Viele Schweden sorgen sich vor dem Altwerden

Eine große Mehrheit der Schweden sieht dem Älterwerden mit Sorge entgegen. Dies ergab eine Umfrage des Meinungsforschungsinstituts Sifo im Auftrag des Schwedischen Fernsehens.

Demnach antworteten gut zwei Drittel der Befragten, dass sie sich teilweise beziehungsweise sehr unwohl fühlen, wenn sie an das Altwerden in Schweden denken. Nur knapp jeder Vierte macht sich laut Umfrage bei diesem Thema wenige oder gar keine Sorgen. Als eine mögliche Ursache für die allgemeine Besorgnis gilt die Personalausstattung der schwedischen Pflegeheime und Betreuungseinrichtungen. In der Umfrage antworteten knapp 80 Prozent der Teilnehmer, dass es in der Altenpflege nicht genug Personal gäbe, um die grundlegenden Bedürfnisse älterer Menschen erfüllen zu können.
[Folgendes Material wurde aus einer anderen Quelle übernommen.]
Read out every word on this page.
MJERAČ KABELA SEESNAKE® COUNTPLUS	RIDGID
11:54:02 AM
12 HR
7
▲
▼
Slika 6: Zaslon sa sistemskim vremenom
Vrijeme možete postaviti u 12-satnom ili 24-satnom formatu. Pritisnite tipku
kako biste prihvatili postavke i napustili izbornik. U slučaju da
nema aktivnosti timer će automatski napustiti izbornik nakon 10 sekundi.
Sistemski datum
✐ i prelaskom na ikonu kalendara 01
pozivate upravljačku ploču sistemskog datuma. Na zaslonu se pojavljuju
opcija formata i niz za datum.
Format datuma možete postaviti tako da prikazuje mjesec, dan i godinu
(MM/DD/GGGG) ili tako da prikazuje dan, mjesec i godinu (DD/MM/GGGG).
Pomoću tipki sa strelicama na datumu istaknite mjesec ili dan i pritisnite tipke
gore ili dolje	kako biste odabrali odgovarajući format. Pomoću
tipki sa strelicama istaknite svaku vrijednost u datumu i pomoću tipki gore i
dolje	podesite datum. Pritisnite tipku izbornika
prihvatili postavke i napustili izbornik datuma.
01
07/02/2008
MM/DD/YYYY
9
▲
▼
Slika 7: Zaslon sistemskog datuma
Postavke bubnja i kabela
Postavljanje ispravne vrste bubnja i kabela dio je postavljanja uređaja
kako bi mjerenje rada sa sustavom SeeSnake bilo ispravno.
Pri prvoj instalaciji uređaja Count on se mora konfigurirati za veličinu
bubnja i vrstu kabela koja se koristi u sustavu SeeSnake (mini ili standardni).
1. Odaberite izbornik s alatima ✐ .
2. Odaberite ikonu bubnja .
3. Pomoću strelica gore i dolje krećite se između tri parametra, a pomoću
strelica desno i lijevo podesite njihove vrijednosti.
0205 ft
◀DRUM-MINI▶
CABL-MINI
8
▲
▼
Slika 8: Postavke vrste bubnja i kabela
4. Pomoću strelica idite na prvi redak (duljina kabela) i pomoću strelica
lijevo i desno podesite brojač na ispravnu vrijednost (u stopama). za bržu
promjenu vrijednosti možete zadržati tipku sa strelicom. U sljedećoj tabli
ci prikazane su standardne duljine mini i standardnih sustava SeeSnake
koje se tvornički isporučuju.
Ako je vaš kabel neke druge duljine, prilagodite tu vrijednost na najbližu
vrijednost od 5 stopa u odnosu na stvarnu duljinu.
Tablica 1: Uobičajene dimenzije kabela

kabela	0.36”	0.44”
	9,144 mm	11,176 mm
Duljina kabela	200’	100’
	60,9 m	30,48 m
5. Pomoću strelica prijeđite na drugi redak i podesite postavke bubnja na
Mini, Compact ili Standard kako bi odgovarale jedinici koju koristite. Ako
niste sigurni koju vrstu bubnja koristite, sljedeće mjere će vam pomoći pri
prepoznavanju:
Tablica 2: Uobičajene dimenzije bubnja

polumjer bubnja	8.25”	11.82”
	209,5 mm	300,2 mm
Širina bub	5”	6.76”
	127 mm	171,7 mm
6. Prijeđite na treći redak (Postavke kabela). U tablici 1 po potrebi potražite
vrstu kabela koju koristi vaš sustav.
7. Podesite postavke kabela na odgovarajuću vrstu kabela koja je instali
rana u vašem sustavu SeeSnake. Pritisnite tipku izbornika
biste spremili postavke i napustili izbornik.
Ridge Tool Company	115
Seniorenministerin Maria Larsson ist jedoch der Ansicht, dass sich die Schweden bei dem Thema unnötig viele Sorgen machen. In Befragungen unter den Bewohnern von Altenheimen äußerten sich diese größtenteils positiv zu ihrer Betreuungssituation. Viele seien zufrieden, fühlten sich wohl und gäben auch dem Personal hohe Noten. Schweden habe eine sehr gute Altenpflege, so Larsson. Im Herbst vergangenen Jahres hatte eine internationale Vergleichsstudie ergeben, dass Schweden weltweit sogar die besten Voraussetzungen für das Altwerden bietet.